The lawsuit, filed earlier this month, alleges that summer temperatures have exceeded 110 degrees in some parts of the center, where 3,000 state employees work.

Jahn, of Murphy-Jahn architects, has filed his own lawsuit, alleging that the problems are due to faulty mechanics, not the center's design.

The building, dedicated in 1985, covers a city block. It is covered with 24,600 shimmering glass panels, rising from a pink and white base.

''It has incredible shock value,'' said Thomas Beeby, director of the school of architecture at the University of Illinois-Chicago. ''It's such a powerful image, you either love it or hate it.''

Robert Irving, a professor of humanities from the Illinois Institute of Technology, once likened its shape to that of a ''fat alderman.''

The air-conditioning system is being fixed and should be working by summer, said Gary Skoien, director of the state Capital Development Board, which oversaw construction of the center.

The innovative air-conditioning system circulates air over ice produced at night when energy costs are lower.

Problems with the air-conditioning ''certainly hindered the acceptance of the building,'' Skoien said.

But he adds: ''I think the building itself is very successful.
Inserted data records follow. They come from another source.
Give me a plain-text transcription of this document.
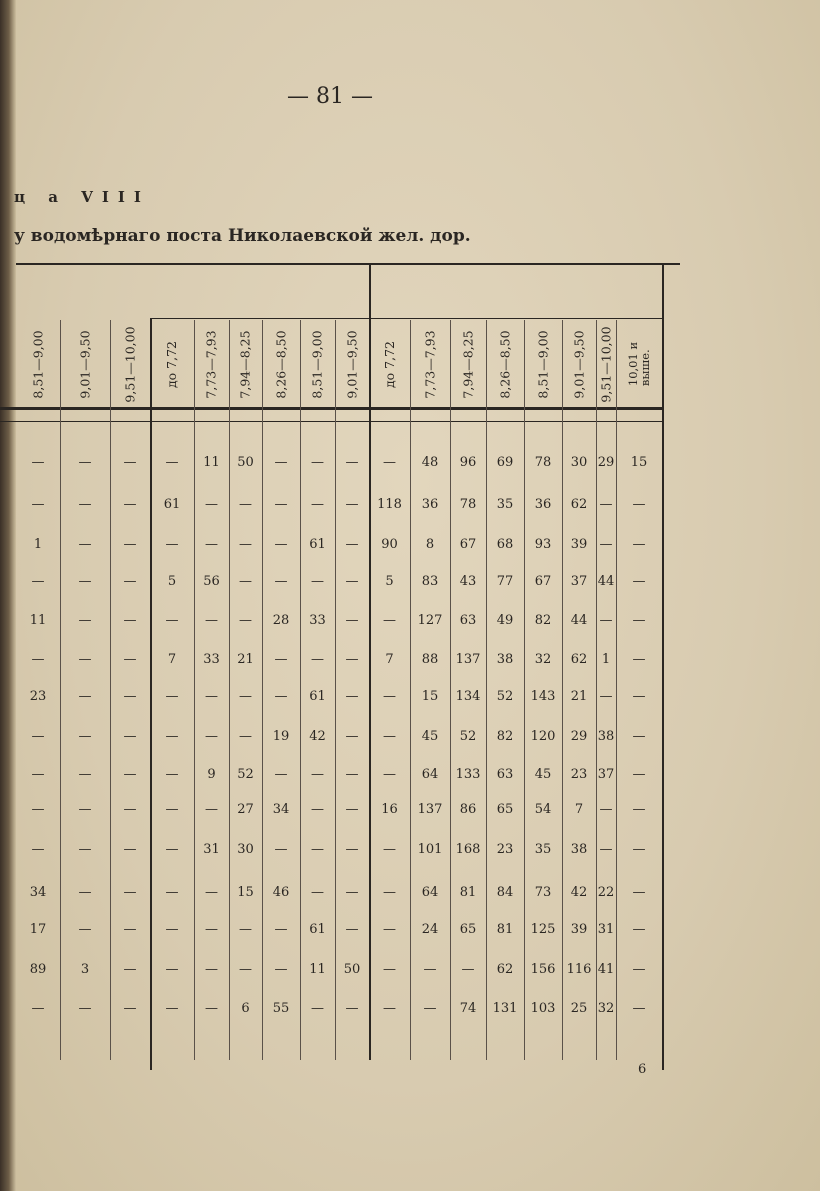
— 81 —
ц а VIII
у водомѣрнаго поста Николаевской жел. дор.
8,51—9,00	9,01—9,50 9,51—10,00 до 7,72 7,73—7,93 7,94—8,25 8,26—8,50 8,51—9,00 9,01—9,50 до 7,72 7,73—7,93 7,94—8,25 8,26—8,50 8,51—9,00 9,01—9,50 9,51—10,00 10,01 и
выше.
—	—	—	—	11	50	—	—	—	—	48	96	69	78	30 29	15
—	—	—	61	—	—	—	—	—	118	36	78	35	36	62 —	—
1	—	—	—	—	—	—	61	—	90	8	67	68	93	39 —	—
—	—	—	5	56	—	—	—	—	5	83	43	77	67	37 44	—
11	—	—	—	—	—	28	33	—	—	127	63	49	82	44 —	—
—	—	—	7	33	21	—	—	—	7	88	137	38	32	62	1	—
23	—	—	—	—	—	—	61	—	—	15	134	52	143	21 —	—
—	—	—	—	—	—	19	42	—	—	45	52	82	120	29 38	—
—	—	—	—	9	52	—	—	—	—	64	133	63	45	23 37	—
—	—	—	—	—	27	34	—	—	16	137	86	65	54	7	—	—
—	—	—	—	31	30	—	—	—	—	101	168	23	35	38 —	—
34	—	—	—	—	15	46	—	—	—	64	81	84	73	42 22	—
17	—	—	—	—	—	—	61	—	—	24	65	81	125	39 31	—
89	3	—	—	—	—	—	11	50	—	—	—	62	156 116 41	—
—	—	—	—	—	6	55	—	—	—	—	74	131	103	25 32	—
6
It's a tremendous tourist attraction ... The air conditioning thing just allowed some people who had something against the building to say, 'I told you so.'''

Jim Goettsch, executive vice president of Murphy-Jahn, says the controversy ''has generated more business than it's lost.''

''I can't really point to any jobs that we've lost because of that building,'' he said. ''A lot have come in because people liked the building.''

Richard Whitaker, dean of the College of Architecture, Art and Urban Planning at the University of Illinois' Chicago campus, thinks the building will weather the storm.

''Typically the kinds of problems that seem to exist now in the building are the kinds of things that people won't remember'' years from now, he said.

The state's lawsuit does not address complaints about aesthetics, said First Attorney General Jill Wine-Banks.

''Ugly buildings are not illegal,'' she said.